Person-centered care has been around for over 15 years and there have been countless descriptions, definitions, and models to help guide skilled nursing centers create a better living environment for seniors. Beyond physical changes to the building, changing care schedules, and making the resident the center of the circle of care, it’s also helpful to develop a person-centered mindset involving attitudes, a philosophy, a mental road map and a process that all lead to the ultimate goal of resident well-being and enhanced quality of life.
Attitude
A solid mindset begins by examining concepts involved in person-centered care and then endorsing and adopting them into the skilled nursing experience. This attitude maintains that the resident is far more important than providing nursing tasks, following rigid schedules and routines, and doing other forms of work. The person is first and all else is second. An attitude of care is more than a model. It’s a way of being, thinking, behaving and delivering care based on what matters most to the resident.
Philosophy
Adopting a person-centered philosophy means living out a paradigm shift in thinking and feeling that the lives of seniors in skilled care are important. They have rights to living their best life possible physically, emotionally, socially and spiritually. This philosophy holds that their lives matter and their lifestyle should match their previous way of living as much as possible, before they move in. Treating them as unique individuals is a far cry from seeing them as a group of old people who need care.
Road Map
A person-centered mindset can be better maintained by some kind of mental or visual mindset. It will help to answer “Where were we?” and “Where do we need to go?” in terms of developing a more person-centered space for both care and life to be experienced more fully. This map can provide a starting place, direction and guidance along their journey, and identify areas that need to be improved.
Process
Along with a person-centered attitude, philosophy and road map, another element required to create better person-centered experiences in skilled care, is a process. This involves a series of planned out and well-executed actions and steps to achieve the goal of wellness and quality of life for the resident. Person-centered processes require person-centered thinking and feeling. Along with tearing down institutionalized nursing stations and throwing out old med carts, the process involves valuing residents as individuals, seeing them as social beings, and including them along the way.

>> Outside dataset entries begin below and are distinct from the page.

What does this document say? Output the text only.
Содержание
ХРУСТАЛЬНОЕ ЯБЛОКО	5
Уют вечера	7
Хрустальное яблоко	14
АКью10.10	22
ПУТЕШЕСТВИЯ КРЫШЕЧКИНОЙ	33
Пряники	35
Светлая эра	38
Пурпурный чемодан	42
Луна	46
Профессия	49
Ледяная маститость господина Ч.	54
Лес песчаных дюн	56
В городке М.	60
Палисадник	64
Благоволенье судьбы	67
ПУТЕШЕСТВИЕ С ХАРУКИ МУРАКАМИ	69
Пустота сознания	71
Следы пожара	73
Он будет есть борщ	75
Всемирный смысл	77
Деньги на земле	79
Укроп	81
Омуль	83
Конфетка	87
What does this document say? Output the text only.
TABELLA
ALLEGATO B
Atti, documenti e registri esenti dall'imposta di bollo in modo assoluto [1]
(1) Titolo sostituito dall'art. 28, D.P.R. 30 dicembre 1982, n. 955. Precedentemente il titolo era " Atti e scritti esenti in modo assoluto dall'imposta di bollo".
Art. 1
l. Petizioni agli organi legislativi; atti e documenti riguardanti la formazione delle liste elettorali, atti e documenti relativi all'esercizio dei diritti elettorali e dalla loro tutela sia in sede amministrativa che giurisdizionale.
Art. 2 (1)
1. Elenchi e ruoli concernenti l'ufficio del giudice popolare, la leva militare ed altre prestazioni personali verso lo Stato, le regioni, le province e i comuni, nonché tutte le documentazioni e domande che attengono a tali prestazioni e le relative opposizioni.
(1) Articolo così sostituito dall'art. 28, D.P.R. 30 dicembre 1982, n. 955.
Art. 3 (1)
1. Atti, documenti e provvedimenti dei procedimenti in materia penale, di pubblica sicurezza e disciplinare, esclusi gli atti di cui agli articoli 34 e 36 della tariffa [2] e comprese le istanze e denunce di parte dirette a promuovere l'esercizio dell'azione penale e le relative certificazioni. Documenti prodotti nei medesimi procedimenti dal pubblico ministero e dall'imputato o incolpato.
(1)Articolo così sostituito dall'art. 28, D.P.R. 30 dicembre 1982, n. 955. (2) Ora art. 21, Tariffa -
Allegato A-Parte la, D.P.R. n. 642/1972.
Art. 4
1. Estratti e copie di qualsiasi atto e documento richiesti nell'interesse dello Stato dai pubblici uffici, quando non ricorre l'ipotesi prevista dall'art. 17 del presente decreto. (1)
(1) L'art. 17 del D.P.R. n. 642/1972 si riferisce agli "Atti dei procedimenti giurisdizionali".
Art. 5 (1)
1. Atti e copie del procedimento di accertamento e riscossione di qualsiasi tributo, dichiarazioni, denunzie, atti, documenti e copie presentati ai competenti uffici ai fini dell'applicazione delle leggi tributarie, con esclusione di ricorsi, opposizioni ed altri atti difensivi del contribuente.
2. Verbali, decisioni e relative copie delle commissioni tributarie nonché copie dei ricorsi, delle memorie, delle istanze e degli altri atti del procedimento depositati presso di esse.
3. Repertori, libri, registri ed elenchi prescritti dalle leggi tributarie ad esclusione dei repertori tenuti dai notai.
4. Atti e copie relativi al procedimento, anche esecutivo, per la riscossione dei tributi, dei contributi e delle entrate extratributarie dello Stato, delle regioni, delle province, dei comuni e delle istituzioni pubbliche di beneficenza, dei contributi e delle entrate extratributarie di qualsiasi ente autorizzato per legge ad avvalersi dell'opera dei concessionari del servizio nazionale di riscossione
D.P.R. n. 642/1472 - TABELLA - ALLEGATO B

Final Thoughts on Developing a Person-Centered Mindset
While it’s true that person-centered care has come a long way, and in a relatively short period of time, it is in no way a finished project on the administrator’s list of things to do. Far from that, it is an ongoing movement involving an attitude, philosophy, road map and process, all geared towards the resident’s comfort, happiness, and psychosocial needs. It involves the mindset that these older adults have personal control, choice, and freedom.